Along with the implementation of the blockade, the United States' strategic forces were brought to DEFCON 2, the highest level throughout the Cold War. From the wiki:
For the only confirmed time in U.S. history, the B-52 bombers were dispersed to various locations and made ready to take off, fully equipped, on 15 minutes' notice. One-eighth of SAC's 1,436 bombers were on airborne alert, some 145 intercontinental ballistic missiles stood on ready alert, while Air Defense Command (ADC) redeployed 161 nuclear-armed interceptors to 16 dispersal fields within nine hours with one-third maintaining 15-minute alert status. Twenty-three nuclear-armed B-52 were sent to orbit points within striking distance of the Soviet Union so that the latter might observe that the U.S. was serious.
This buildup did not go unanswered from Moscow, though not with hardware. It was perhaps obvious from the beginning that the Soviets wouldn't survive a nuclear conflict with the Americans at that time, if anybody would at all. Nikita Khrushchev certainly seemed to know it. On October 26 Soviet Premier Nikita Khrushchev sent President John Kennedy a lengthy letter, including this:
Mr. President, we and you ought not now to pull on the ends of the rope in which you have tied the knot of war, because the more the two of us pull, the tighter that knot will be tied. And a moment may come when that knot will be tied so tight that even he who tied it will not have the strength to untie it, and then it will be necessary to cut that knot, and what that would mean is not for me to explain to you, because you yourself understand perfectly of what terrible forces our countries dispose.

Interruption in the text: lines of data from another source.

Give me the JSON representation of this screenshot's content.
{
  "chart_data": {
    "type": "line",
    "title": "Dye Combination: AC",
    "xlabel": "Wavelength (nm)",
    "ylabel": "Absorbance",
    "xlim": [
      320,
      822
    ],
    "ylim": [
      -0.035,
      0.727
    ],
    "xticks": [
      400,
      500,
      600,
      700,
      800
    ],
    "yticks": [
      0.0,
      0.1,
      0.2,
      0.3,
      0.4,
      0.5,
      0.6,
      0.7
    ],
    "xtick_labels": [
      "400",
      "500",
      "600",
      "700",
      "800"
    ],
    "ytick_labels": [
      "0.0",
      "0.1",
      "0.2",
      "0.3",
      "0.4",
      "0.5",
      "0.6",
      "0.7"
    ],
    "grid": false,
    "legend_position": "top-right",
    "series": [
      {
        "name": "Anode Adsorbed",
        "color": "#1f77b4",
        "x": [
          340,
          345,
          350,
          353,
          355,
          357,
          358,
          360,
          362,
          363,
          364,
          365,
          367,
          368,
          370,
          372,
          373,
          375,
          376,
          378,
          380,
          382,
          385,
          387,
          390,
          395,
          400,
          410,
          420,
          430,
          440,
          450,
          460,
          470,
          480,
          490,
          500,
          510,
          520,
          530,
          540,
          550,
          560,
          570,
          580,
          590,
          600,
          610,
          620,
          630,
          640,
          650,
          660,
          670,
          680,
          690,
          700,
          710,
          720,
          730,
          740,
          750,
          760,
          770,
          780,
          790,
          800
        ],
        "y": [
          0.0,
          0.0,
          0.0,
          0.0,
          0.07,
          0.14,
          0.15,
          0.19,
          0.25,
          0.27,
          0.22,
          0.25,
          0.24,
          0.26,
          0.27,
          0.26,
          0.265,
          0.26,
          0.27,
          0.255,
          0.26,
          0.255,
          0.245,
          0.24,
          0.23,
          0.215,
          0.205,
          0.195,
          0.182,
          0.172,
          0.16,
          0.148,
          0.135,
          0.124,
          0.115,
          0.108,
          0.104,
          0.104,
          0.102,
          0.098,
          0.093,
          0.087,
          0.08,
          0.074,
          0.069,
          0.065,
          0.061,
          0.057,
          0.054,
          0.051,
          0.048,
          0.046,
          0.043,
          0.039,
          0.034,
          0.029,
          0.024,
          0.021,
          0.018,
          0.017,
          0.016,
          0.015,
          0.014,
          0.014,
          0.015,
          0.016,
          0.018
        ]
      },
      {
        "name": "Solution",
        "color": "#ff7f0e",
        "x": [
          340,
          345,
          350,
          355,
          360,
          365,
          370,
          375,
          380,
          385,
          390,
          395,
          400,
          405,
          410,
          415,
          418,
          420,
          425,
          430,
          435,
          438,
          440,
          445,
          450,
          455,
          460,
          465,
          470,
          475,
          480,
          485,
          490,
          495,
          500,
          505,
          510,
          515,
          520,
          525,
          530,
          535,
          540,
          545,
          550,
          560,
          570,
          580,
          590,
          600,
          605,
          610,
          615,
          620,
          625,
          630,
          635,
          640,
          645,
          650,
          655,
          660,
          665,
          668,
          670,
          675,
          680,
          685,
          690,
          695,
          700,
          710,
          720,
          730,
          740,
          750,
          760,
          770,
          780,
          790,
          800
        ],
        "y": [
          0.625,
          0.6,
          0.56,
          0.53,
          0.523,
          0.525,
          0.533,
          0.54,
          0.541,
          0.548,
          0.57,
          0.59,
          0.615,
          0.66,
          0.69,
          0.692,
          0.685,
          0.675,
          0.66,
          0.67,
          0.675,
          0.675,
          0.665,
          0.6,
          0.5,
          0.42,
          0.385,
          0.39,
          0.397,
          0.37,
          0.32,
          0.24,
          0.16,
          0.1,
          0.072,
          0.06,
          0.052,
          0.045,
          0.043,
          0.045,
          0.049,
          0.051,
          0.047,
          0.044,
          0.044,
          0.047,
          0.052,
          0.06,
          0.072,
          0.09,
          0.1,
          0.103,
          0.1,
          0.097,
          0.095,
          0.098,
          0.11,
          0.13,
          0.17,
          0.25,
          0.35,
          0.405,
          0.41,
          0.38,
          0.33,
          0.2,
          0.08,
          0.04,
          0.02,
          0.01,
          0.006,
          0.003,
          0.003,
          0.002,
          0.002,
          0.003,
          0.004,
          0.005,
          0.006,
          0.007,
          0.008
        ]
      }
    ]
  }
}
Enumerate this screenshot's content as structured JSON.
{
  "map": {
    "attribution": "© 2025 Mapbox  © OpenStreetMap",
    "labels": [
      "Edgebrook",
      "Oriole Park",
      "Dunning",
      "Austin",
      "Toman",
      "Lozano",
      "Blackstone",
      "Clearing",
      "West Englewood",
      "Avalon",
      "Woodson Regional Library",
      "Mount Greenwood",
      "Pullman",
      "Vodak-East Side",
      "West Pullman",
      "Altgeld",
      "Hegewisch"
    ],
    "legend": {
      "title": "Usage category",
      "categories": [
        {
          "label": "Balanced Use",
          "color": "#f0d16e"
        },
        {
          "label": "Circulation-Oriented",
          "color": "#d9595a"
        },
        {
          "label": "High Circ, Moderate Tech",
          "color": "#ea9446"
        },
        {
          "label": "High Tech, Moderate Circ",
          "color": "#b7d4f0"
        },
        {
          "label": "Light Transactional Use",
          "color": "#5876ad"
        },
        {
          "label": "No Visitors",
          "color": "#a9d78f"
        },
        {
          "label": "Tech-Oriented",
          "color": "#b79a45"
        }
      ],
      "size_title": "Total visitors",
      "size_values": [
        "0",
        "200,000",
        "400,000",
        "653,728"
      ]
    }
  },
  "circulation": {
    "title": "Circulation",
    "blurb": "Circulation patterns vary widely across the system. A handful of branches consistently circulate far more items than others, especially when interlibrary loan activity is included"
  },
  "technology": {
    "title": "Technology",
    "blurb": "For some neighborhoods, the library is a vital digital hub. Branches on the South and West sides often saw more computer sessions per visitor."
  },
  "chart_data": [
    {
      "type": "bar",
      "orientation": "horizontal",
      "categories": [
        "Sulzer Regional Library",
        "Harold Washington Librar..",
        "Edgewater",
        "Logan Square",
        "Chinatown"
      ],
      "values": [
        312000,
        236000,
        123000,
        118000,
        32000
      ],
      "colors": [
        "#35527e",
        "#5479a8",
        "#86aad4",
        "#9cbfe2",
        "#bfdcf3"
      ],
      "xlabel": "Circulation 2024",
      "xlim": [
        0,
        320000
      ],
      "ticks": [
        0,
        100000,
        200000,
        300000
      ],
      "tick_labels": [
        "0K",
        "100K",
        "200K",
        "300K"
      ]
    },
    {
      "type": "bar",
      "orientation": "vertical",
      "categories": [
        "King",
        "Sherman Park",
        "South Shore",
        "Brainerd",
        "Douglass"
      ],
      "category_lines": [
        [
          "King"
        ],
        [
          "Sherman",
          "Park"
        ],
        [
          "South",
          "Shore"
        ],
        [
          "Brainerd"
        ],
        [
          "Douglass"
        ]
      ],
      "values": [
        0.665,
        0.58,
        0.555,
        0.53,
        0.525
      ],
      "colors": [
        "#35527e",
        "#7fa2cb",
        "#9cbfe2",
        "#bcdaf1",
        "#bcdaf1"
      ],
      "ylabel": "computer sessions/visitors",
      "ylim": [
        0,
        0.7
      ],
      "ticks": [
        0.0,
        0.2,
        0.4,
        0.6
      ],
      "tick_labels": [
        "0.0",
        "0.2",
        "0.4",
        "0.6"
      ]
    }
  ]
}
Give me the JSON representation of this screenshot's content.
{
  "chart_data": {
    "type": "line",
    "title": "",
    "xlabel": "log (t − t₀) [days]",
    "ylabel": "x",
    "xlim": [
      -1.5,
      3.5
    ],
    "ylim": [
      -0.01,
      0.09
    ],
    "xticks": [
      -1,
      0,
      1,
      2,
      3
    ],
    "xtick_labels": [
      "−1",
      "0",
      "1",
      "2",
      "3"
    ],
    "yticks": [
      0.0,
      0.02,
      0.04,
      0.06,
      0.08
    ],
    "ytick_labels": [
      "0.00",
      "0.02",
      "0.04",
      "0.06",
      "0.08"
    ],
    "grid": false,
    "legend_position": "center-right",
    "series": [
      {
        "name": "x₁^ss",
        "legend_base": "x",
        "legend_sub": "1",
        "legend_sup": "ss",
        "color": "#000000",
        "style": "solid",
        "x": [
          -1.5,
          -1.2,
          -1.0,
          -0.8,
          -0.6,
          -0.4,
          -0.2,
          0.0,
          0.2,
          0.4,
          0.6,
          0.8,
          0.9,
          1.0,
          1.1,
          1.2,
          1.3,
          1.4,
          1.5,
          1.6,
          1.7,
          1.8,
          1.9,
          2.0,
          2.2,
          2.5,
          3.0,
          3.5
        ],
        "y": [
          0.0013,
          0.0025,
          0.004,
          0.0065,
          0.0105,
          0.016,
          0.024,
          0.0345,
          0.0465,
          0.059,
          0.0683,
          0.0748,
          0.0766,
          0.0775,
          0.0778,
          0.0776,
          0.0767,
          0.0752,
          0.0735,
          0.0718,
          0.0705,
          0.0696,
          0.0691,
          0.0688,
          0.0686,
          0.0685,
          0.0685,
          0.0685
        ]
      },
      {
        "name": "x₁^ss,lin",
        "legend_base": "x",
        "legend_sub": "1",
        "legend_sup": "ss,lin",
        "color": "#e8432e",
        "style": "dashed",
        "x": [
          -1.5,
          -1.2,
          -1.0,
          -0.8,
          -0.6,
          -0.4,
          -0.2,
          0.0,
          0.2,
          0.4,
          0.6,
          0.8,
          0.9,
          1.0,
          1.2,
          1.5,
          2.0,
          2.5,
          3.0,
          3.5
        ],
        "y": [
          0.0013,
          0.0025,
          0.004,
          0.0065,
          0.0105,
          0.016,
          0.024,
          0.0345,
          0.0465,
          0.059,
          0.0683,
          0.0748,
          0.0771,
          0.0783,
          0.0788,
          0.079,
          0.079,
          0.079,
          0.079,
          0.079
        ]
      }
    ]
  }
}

Consequently, if there is no intention to tighten that knot and thereby to doom the world to the catastrophe of thermonuclear war, then let us not only relax the forces pulling on the ends of the rope, let us take measures to untie that knot. We are ready for this.
That letter, of course, was sent and recieved in total secrecy because it would be perceived as weakness, and it is well known how any whiff of weakness within the Politburo is dealt with. That letter, though, was one of many communications that took place over the following days which eventually led to Khrushchev pulling the missiles out of Cuba, and Kennedy rescinding the quarantine and returning American forces to normal alert status. For my part I thank the lucky stars that we had two people at the top of both sides' power sructures who were relatively sane, even though the people immediately under them were not.
Khrushchev fell from power two years later. They wanted a war. And damn the consequences.
Sounds familiar.
And that brings me to the choice Americans have in this election. We are no stranger here in the United States to top-level officials who want war and who will do anything and spend anything to get it. In fact that contingent of our leadership has seen woeful successes of late.
Now once again we have international crises both brewing and taking place right now. Non-nuclear, maybe, maybe not. They are certain to be incredibly costly once the butcher's bill finally comes.
Do we want a President who thinks before he acts, and is willing to sit down at the negotiating table, but who will also not hesitate to strike hard when the situation requires it?
Or do we want a man who shoots off his mouth in the midst of a deadly international crisis, who says things like this
It's disgraceful that the Obama administration's first response was not to condemn attacks on our diplomatic missions, but to sympathize with those who waged the attacks.
while the blood of the American Ambassador to Libya and his comrades was still drying in Libyan soil? Do we want a President who will likely not hesitate to take aggressive action toward Iran and Syria? Do we want a President who wants to tighten the noose of war?
If you want the latter, you want the name of the United States of America to continue to be associated with aggression, foolhardy action and chest-beating rhetoric.
If you want the former, you want our name to be synonymous with freedom and peace, as well as strength, as it once used to be.